The two candidates, seated opposite one another at a table in the television studios, mapped out diametrically opposed visions for France. Macron calls for liberal reforms to kickstart the French economy, while Le Pen rails against the loss of French jobs through off-shoring and would adopt protectionist trade measures.

Macron finished only three points ahead of Le Pen in the first round on April 23, but he is widely expected now to pick up the bulk of votes from the Socialists and the centre-right whose candidates were eliminated.

Though Le Pen has a mountain to climb, the campaign has been packed with surprises.

Upwards of 20 million viewers out of an electorate of close to 47 million were expected to tune in to the two-and-a-half hour debate.

In an interview with Reuters on Tuesday Le Pen reaffirmed she wanted to take France out of the euro and get a national currency back into French pockets within two years.

ABSTAINERS TARGETED

Wednesday's event marks the first time a National Front candidate has appeared in a run-off debate – an indication of the degree of acceptance Le Pen has secured for the once-pariah party by softening its image in an attempt to dissociate it from past xenophobic associations.

Outgoing President Hollande, hours before the two rivals sat down before the cameras, renewed a call to stop Le Pen and vote for Macron.

A Cevipof poll published on the website of Le Monde on Wednesday – one of the last big surveys before Sunday's vote – saw Macron getting 59 percent of votes versus 41 percent for Le Pen. An Ifop-Fiducial poll for Paris Match, CNews and Sud Radio gave Macron a 60-40 lead.
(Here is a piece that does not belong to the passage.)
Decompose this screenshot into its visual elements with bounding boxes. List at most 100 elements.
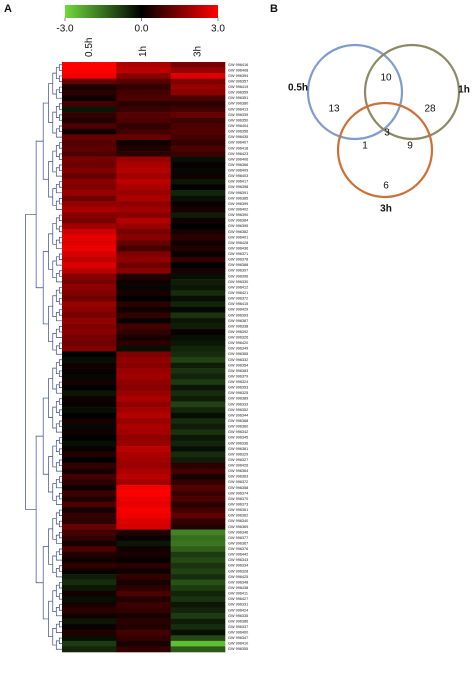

His camp meanwhile said that, if elected, he might put back a deadline for cutting back reliance on nuclear power in the French energy mix – an announcement that sent EDF shares up 4.9 percent in heavy trade.

Assuming he wins, one of Macron's immediate tasks will be to build a parliamentary majority in follow-up elections in June to push through his program.

He heads only a fledgling movement called En Marche! (Onwards!) which has no representation in parliament.

A poll for Les Echos newspaper by OpinionWay-SLPV Analytics suggested Macron was rising to that challenge, showing his party set to emerge as the largest with between 249 and 286 seats in the 577-seat lower house, while the National Front was tipped to win 15 to 25.